Shin Megami Tensei II is the direct sequel to Shin Megami Tensei and was first published in Japan in 1994 by Atlus.
While the basic gameplay is essentially the same as before, with tile-based movement and first-person combat sections, overhead city map sections, and magic, occult and religious themes, the developers deliberately chose not to connect this sequel directly to its predecessor, so story-wise it is somewhat different, being set in the far-flung future.
You play the gladiator Hawk (later on you can re-name him), who gradually builds-up a team of mysterious extra characters and who join and leave the party as the story unfolds.
You encounter demons in random battles, like previously, and can talk to them to get them to give you items or money, or join you (or just leave without fighting you). You can also fuse them together to make more powerful demons, which is a mainstay of the Shin Megami Tensei series.
Human characters can carry physical weapons (swords, whips, hammers and the like), and also guns, and the ammunition you equip for the guns has a big impact on their damage. Certain parts of the body can equip pieces of armour (found or bought at shops), although male and female characters require different types of armour. Killing demons in battle awards experience points, money (aka Makka), and magnetite, which is consumed when summoning demons (each demon has a magnetite requirement per step taken). And sometimes you might also get gems or healing or combat items. There’s an ‘auto’ battle feature this time, which allows battles to play out automatically, rather than having to choose every action yourself, which is useful when you’re higher level and are fighting very low-level enemies, but less useful for later battles.
Demon-summoning is done via a COMP, which is a small computer that is fixed to your arm.
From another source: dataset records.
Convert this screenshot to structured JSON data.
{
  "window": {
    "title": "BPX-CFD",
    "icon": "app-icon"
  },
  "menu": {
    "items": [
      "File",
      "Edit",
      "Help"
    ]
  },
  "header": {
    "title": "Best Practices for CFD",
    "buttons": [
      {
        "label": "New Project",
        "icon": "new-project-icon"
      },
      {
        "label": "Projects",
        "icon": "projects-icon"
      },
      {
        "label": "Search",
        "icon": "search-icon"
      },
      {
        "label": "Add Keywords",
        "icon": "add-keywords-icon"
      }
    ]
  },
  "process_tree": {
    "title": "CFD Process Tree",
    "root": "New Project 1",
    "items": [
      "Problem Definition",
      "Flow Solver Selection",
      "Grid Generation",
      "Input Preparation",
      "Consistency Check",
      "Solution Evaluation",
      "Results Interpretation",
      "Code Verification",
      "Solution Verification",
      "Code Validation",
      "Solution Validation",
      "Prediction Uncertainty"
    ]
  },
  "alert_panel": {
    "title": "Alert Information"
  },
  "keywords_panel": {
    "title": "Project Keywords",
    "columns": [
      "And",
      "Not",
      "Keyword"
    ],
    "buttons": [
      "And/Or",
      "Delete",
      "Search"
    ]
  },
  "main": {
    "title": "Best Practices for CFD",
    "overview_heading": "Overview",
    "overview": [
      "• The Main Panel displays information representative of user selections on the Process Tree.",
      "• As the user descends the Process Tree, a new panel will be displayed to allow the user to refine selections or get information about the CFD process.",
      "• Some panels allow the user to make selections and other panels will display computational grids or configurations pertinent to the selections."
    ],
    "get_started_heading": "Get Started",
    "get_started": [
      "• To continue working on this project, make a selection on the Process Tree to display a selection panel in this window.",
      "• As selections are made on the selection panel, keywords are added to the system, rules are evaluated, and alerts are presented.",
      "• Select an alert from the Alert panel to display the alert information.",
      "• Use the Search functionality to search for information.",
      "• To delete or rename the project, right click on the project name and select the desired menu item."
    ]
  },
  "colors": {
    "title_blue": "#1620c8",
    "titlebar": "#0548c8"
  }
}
The COMP also has an automap feature which thankfully works much better this time around and doesn’t rotate, so is far less disorienting.
The very beginning of the game demonstrates the sequel’s differences with a small section played inside a virtual combat simulator. These devices allow you to practise combat without the risk of being killed (if you are killed you just come out of the simulator and are fine). You still earn experience inside simulators, which is useful at the beginning of the game when Hawk is preparing for a gladiator championship fight at the nearby Coliseum.
The overhead map sections are isometric this time, which look nice but are not as interesting as those in the previous game. Wandering around the map sections will often trigger a random battle and these are not as frequent as previously. At least at the beginning of the game. Which makes grinding before the first boss fight a bit of a chore.
Shin Megami Tensei II is considered to be less difficult than its predecessor and that is true for the most part, although the game is still confusing at times. Is it better than its predecessor? Mmm. That is debatable. In some respects it is, but in others: not quite. Recruiting demons by talking to them is still a pain in the butt, but the game – and the combat – is more varied and interesting overall, so it’s a mixture. There are some refinements to the interface that help, but the overall pace of the game – and the speed at which the interface works – is possibly even slower than the original, which makes the game feel a little sluggish compared to other menu-based RPGs.
One final thing to note about the game is the English translation, which was again created by team Aeon Genesis as a fan translation/ROM hack. In my opinion it’s not as good as the translation they did in the original Shin Megami Tensei. It’s riddled with grammatical and formatting errors, and the main font they chose is too big in my opinion. A lot of the dialogue in the game is pretty dumb to be honest, and I’m not sure how much of that is down to the translation. I still appreciate that the fan translation exists, otherwise I’d struggle to be able to play the game, but I didn’t think that it was as good as the first game. A Spanish fan translation also exists.
Shin Megami Tensei II is a mixed bag overall. While it’s still fun to play (mostly because of the dark humour); is challenging, and fairly original, it’s not going to appeal to everyone.